User Group Leader: Daniela Stan
https://www.nipne.ro/
Venue: BNC-WIGNER, BNC-EK
The project intended to determine the composition of paste, colorants, and opacifiers of colored Byzantine, late medieval and modern Murano glass.
The goal of this experiment was to determine the historical evolution of colored glass production technology – from paste (glass “clay”) recipes to colorants and opacifiers in the Second Millenium B C. For pigments studies (painted glass), external milli-PIXE is a very suitable method, mainly because the pigments are localized in a near-surface layer of the samples.

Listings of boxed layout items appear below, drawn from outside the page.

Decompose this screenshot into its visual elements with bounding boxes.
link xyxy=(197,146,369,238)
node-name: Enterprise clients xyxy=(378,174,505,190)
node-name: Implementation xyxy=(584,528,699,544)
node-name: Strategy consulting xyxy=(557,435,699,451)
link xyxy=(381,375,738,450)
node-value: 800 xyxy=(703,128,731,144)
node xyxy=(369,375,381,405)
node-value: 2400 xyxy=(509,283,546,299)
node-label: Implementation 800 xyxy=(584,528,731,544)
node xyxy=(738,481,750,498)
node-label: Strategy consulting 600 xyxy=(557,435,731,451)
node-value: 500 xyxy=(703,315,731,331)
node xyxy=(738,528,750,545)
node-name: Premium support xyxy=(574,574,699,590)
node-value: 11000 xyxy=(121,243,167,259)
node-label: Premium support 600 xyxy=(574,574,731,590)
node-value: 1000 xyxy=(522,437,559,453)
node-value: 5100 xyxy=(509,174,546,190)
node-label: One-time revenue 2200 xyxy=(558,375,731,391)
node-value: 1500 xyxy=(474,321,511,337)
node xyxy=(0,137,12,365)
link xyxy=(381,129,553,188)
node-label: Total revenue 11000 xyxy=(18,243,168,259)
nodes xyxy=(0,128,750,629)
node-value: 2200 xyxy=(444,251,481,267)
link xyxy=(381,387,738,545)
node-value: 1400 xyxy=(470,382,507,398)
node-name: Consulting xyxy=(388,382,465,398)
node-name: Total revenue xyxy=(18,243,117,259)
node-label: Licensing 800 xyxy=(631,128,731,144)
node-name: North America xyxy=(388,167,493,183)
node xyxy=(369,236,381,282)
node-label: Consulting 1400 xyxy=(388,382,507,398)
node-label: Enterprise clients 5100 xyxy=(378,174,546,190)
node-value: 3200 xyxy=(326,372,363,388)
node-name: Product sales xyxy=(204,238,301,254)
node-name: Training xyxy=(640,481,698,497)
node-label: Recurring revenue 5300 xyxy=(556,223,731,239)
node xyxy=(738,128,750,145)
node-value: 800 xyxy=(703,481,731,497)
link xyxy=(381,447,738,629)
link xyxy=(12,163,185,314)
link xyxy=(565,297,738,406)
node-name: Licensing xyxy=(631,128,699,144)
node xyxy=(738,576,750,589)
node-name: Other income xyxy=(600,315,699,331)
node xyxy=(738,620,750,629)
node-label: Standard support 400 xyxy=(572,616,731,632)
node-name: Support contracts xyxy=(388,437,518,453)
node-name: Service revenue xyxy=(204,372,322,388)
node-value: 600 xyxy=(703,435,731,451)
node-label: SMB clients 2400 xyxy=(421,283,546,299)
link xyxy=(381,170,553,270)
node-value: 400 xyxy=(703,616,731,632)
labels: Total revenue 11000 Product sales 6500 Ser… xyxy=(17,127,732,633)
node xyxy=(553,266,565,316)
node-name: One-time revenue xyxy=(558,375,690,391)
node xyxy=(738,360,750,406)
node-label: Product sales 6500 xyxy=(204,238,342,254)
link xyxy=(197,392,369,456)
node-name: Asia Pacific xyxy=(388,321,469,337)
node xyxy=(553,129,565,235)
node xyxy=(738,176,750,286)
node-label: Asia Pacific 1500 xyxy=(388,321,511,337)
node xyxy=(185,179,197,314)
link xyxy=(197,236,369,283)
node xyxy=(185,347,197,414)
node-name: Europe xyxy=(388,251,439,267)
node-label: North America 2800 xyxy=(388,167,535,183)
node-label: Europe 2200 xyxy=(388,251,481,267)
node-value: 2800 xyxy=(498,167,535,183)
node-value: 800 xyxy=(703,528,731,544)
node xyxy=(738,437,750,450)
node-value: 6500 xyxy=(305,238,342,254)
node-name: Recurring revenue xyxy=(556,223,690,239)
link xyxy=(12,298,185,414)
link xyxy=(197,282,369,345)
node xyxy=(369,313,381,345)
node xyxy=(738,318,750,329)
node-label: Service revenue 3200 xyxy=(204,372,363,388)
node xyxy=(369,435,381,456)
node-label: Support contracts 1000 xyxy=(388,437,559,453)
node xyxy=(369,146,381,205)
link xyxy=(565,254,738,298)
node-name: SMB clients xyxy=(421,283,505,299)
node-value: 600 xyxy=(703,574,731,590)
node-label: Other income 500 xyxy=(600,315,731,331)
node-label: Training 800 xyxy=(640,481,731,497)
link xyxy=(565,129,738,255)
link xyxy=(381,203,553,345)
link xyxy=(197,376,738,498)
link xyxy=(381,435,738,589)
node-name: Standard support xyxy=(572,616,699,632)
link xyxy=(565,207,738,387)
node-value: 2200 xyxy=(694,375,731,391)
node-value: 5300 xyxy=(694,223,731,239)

To analyze the paste (”bulk”) – main glass components, colorants, opacifiers – PGAA measurements are indispensable. A comparison with the similar results on medieval glass (paste, colorants, opacifiers, and pigments) published in literature will be finally performed.
The aim was to determine the chemical components responsible for the color of both glass and painting – using External milli-beam PIXE and light elements from glass paste (B, Na, Mg, Al, Cl etc) – using PGAA. We started with 30 colored (blue, red, violet, white, brown) glass fragments from some Byzantine painted bracelets, analyzing both the glass and the mineral pigments (yellow, red, brown, green, blue) from the painting. The blue color of the glass is given by cobalt, as expected. Dark blue to black color in the glass is given mainly by manganese but mixed with cobalt and iron. The red color is given by copper. The identification of recipes for pigments is in progress. We continued with 10 colored glass samples from 17-18 Centuries discovered during the architectural restoration of two Churches in Bucharest. The main result was the use of lead in obtaining a transparent glass. Finally, we analyzed 10 modern Murano colored glass samples, partially also painted, to determine the chemical elements used as colorants and metallic painting pigments. The main results are the use of zinc for glass transparency, cobalt for blue, copper for dark red, cobalt for dark green, chromium and copper for green, and the most unexpected result: selenium for brown-orange. A complete final identification of glass colorants and pigments is in progress.
With PGAA were measured 23 Byzantine, 7 medieval and 8 modern Murano glass. In general, the major components: H, Na, Mg, Al, Si, K, Ca, and also B, S, Cl, Ti, Mn, Fe, Cu, Co are quantitatively measured. Data analysis is in progress.